Other useful things I wish I had known: every corporate job outside of IT or administrative seems to require either a sales or marketing degree.

Crazy things happen when things don’t go according to plan. You start wondering about definitional things: When does focus become limiting? When does being determined become stubbornness? When do admirable qualities become liabilities?

And the deeply uncomfortable question: am I the frog in the hot water? Or, when does faith become folly?

Here’s where I put in my favorite inspirational quotes. No, not the whole Helen Keller-one-door-closing-while-another-opens one, but others that I’ve always really liked:

“Success is the child of audacity.” – Benjamin Disraeli

“The best time to plant a tree was 20 years ago. The second best time is now.” –Chinese Proverb

And, my all-time favorite:

I have not failed. I’ve just found 10,000 ways that won’t work.” — Thomas Edison

I’m not any closer to knowing what comes next. I don’t know which moves are the right moves, which moves are stepping stones or just misfires, or where the boundaries between focus and folly are any more as I try to figure out who is next on my dance card.

I do believe it is possible to have a really cool, creative job in the food and hospitality industry suited to my particular brand of analytical and organizational skill sets. I just don’t know how to get from here to there.

When I know, you’ll know.

7 responses

  1. Hang in there Nina! I know something fabulous is going to come your way! You are smart, talented and creative and will be an asset to the organization that wises up and hires you!!!

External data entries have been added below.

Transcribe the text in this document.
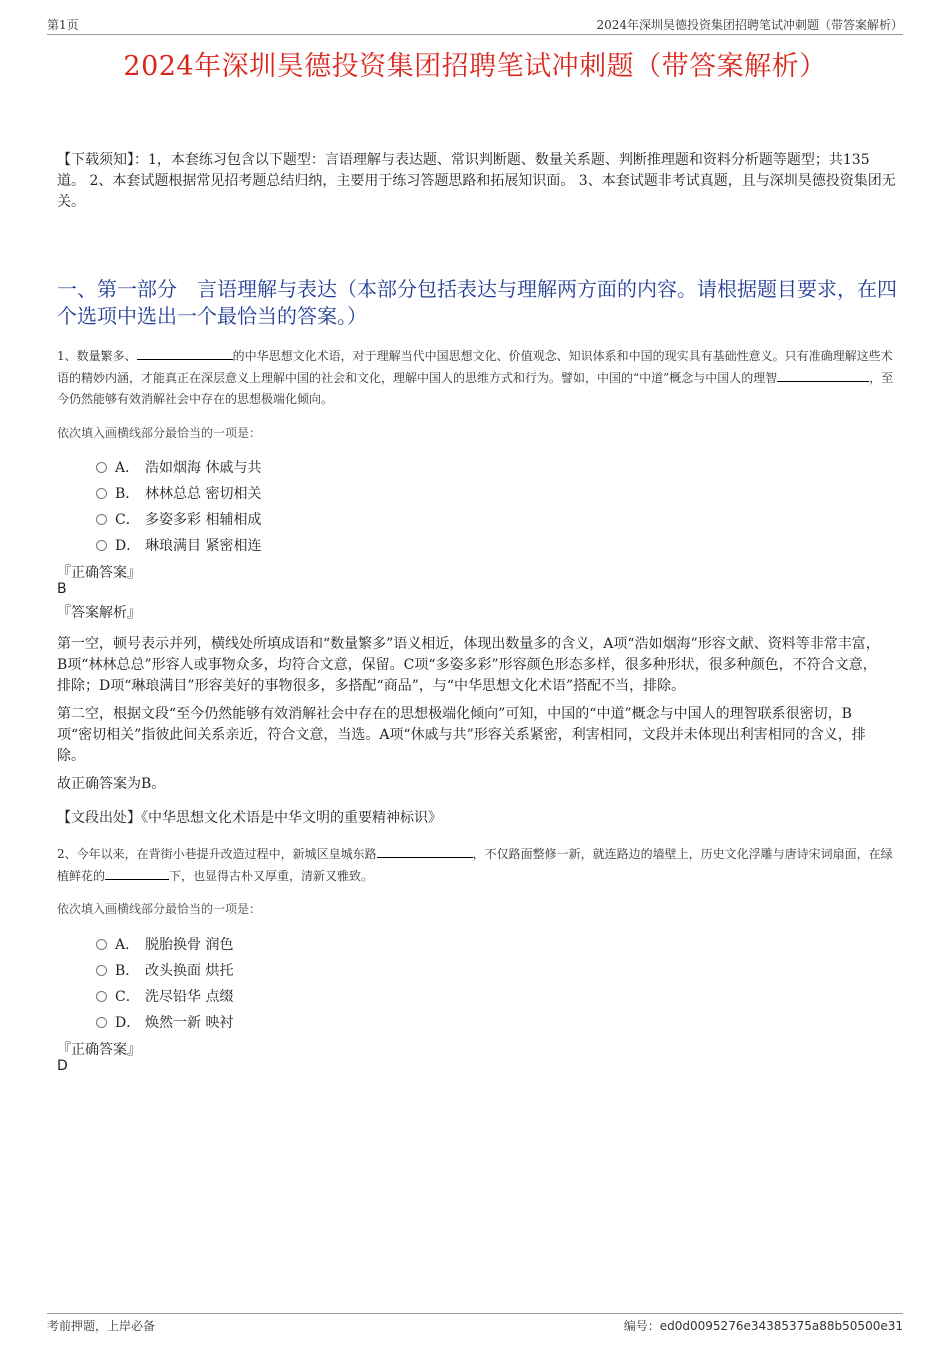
第1页	2024年深圳昊德投资集团招聘笔试冲刺题（带答案解析）
2024年深圳昊德投资集团招聘笔试冲刺题（带答案解析）
【下载须知】：1，本套练习包含以下题型：言语理解与表达题、常识判断题、数量关系题、判断推理题和资料分析题等题型；共135道。 2、本套试题根据常见招考题总结归纳，主要用于练习答题思路和拓展知识面。 3、本套试题非考试真题，且与深圳昊德投资集团无关。
一、第一部分　言语理解与表达（本部分包括表达与理解两方面的内容。请根据题目要求，在四个选项中选出一个最恰当的答案。）
1、数量繁多、	的中华思想文化术语，对于理解当代中国思想文化、价值观念、知识体系和中国的现实具有基础性意义。只有准确理解这些术语的精妙内涵，才能真正在深层意义上理解中国的社会和文化，理解中国人的思维方式和行为。譬如，中国的“中道”概念与中国人的理智	，至今仍然能够有效消解社会中存在的思想极端化倾向。
依次填入画横线部分最恰当的一项是：
A． 浩如烟海 休戚与共
B． 林林总总 密切相关
C． 多姿多彩 相辅相成
D． 琳琅满目 紧密相连
『正确答案』
B
『答案解析』
第一空，顿号表示并列，横线处所填成语和“数量繁多”语义相近，体现出数量多的含义，A项“浩如烟海”形容文献、资料等非常丰富，B项“林林总总”形容人或事物众多，均符合文意，保留。C项“多姿多彩”形容颜色形态多样，很多种形状，很多种颜色，不符合文意，排除；D项“琳琅满目”形容美好的事物很多，多搭配“商品”，与“中华思想文化术语”搭配不当，排除。
第二空，根据文段“至今仍然能够有效消解社会中存在的思想极端化倾向”可知，中国的“中道”概念与中国人的理智联系很密切，B项“密切相关”指彼此间关系亲近，符合文意，当选。A项“休戚与共”形容关系紧密，利害相同，文段并未体现出利害相同的含义，排除。
故正确答案为B。
【文段出处】《中华思想文化术语是中华文明的重要精神标识》
2、今年以来，在背街小巷提升改造过程中，新城区皇城东路	，不仅路面整修一新，就连路边的墙壁上，历史文化浮雕与唐诗宋词扇面，在绿植鲜花的	下，也显得古朴又厚重，清新又雅致。
依次填入画横线部分最恰当的一项是：
A． 脱胎换骨 润色
B． 改头换面 烘托
C． 洗尽铅华 点缀
D． 焕然一新 映衬
『正确答案』
D
考前押题，上岸必备	编号：ed0d0095276e34385375a88b50500e31
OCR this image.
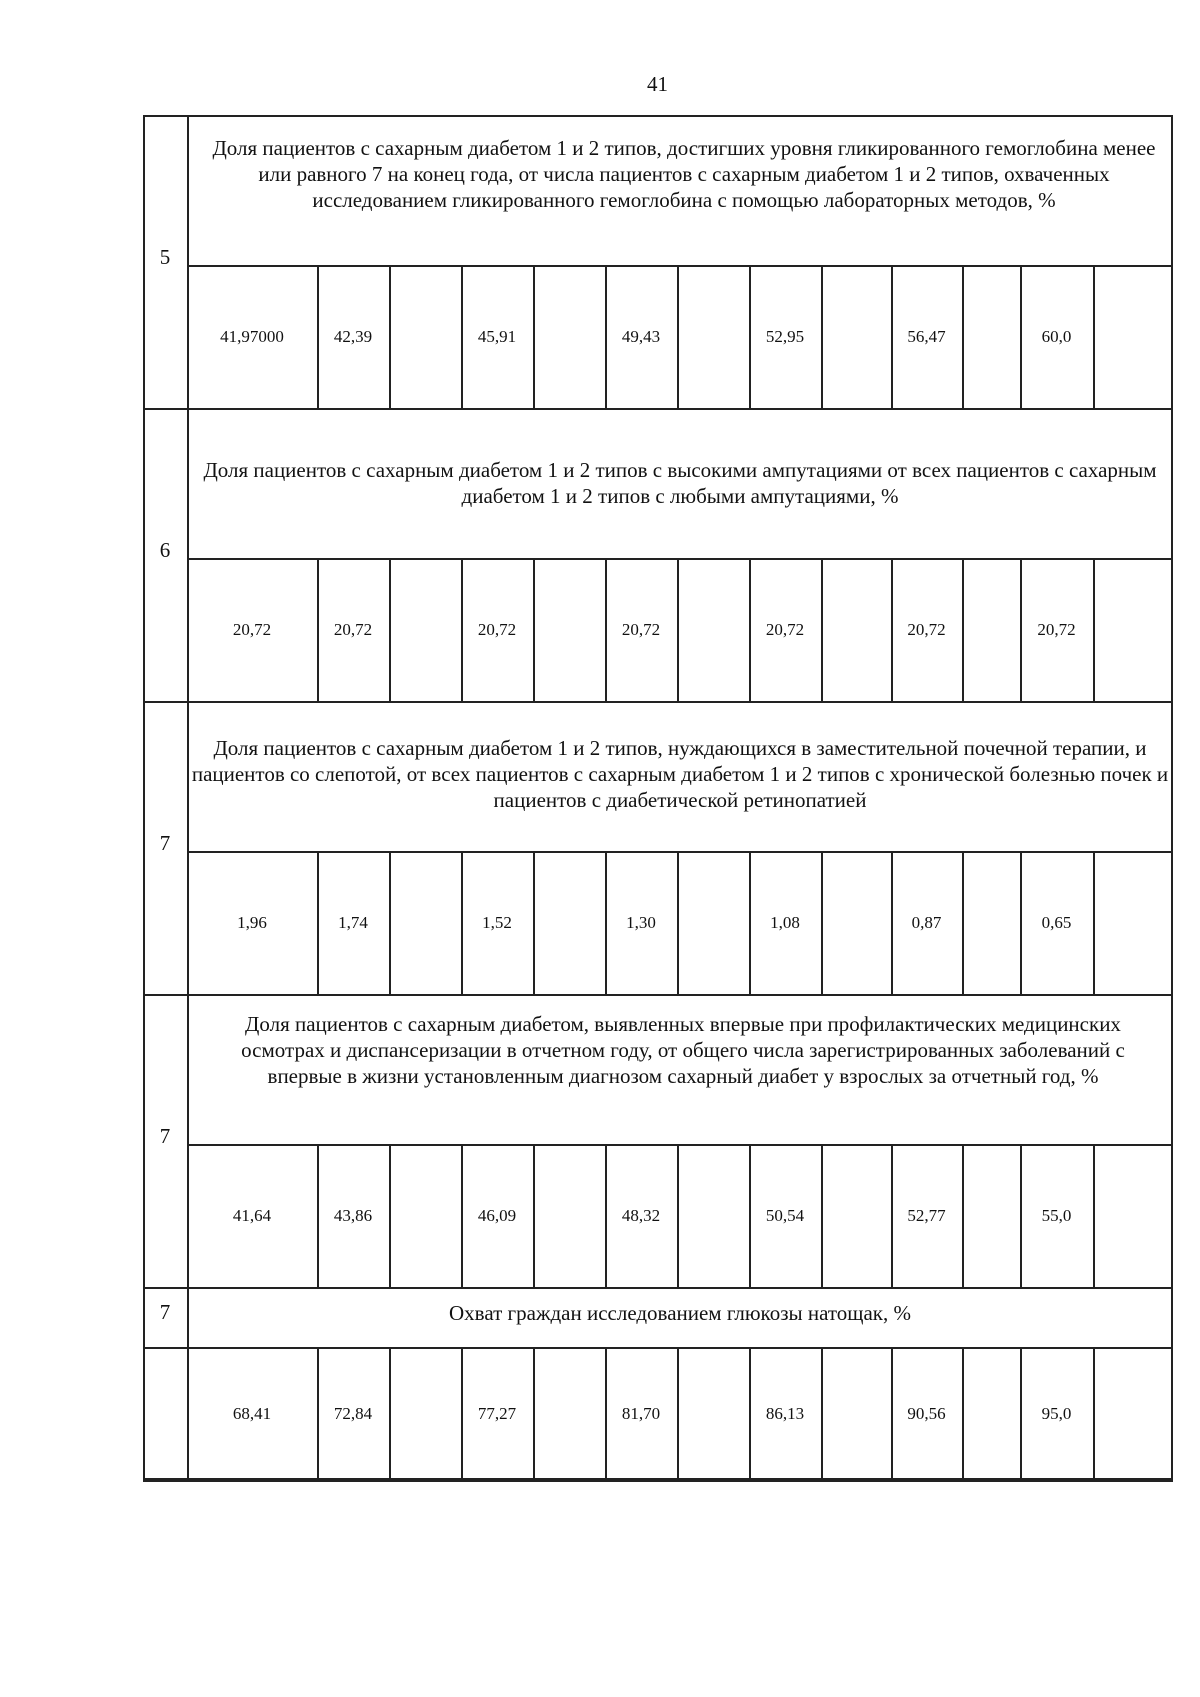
41
5
Доля пациентов с сахарным диабетом 1 и 2 типов, достигших уровня гликированного гемоглобина менее или равного 7 на конец года, от числа пациентов с сахарным диабетом 1 и 2 типов, охваченных исследованием гликированного гемоглобина с помощью лабораторных методов, %
41,97000	42,39	45,91	49,43	52,95	56,47	60,0
6
Доля пациентов с сахарным диабетом 1 и 2 типов с высокими ампутациями от всех пациентов с сахарным диабетом 1 и 2 типов с любыми ампутациями, %
20,72	20,72	20,72	20,72	20,72	20,72	20,72
7
Доля пациентов с сахарным диабетом 1 и 2 типов, нуждающихся в заместительной почечной терапии, и пациентов со слепотой, от всех пациентов с сахарным диабетом 1 и 2 типов с хронической болезнью почек и пациентов с диабетической ретинопатией
1,96	1,74	1,52	1,30	1,08	0,87	0,65
7
Доля пациентов с сахарным диабетом, выявленных впервые при профилактических медицинских осмотрах и диспансеризации в отчетном году, от общего числа зарегистрированных заболеваний с впервые в жизни установленным диагнозом сахарный диабет у взрослых за отчетный год, %
41,64	43,86	46,09	48,32	50,54	52,77	55,0
7	Охват граждан исследованием глюкозы натощак, %
68,41	72,84	77,27	81,70	86,13	90,56	95,0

    • Nina, I read your post with interest. It’s a tough place to be. I have some suggested strategies that could be helpful:

      1.) Begin networking. Intensively. New industries and fields are hard to crack into, especially in an economy like this where there is intense competition for jobs.
      2.) Hone in on the job titles and positions that you’re seeking. When I read your post, I don’t have clarity on what that could be. If you can’t articulate it, it will be harder for you to look for and others to make referrals to you. “doing something behind the scenes concerning food products, product knowledge, promotions, training, special events, or programming” is not specific enough. Doing what? Specificity allows you to sell yourself and drill down. Develop an elevator pitch for yourself so that you can speak to a prospective employer about your strengths with ease and clarity.
      3.) Be open to a side angle into the field. Accept that job that hits a lot of the criteria you’re seeking and could lead to the dream job. As a newbie, you may need to do this. It’s what I’m currently doing and it’s helped. What I thought I wanted to do, isn’t – but now I know the direction in this field I do want to pursue.
      4.) Volunteer in a capacity where you’re demonstrating that you’re using your skill sets, hopefully for an organization you’d like to work for. It could lead to a job and will keep your new skill-set strong.
      5.) Join professional associations in the industry. Attend meetings. Spring your networking from there.
      6.) Have a professional who knows the field or a friend already in the field, make your resume as shiny and relevant as possible. If you’re pursuing all those possible job types above, do you have a resume for each that sells you in those capacities?
      7.) Focus on your transferable skills and sell yourself there so it doesn’t appear that you’re taking a dramatically huge leap.
      8.) Line up some informational interviews if possible. You’ll begin to have conversations with people who can help you get in the door and refine your direction.

      Keep your positive attitude and hope alive! So much of landing a job starts with networking, who you know and timing. It WILL happen. Best of luck to you. 

  2. I always tell you that any company that has the honor of hiring you will get their money back 5 times over….if someone would just take a chance on a very intelligent, creative, organized, analytical, and overall great person…well you Nina! Wake up world here comes Nina!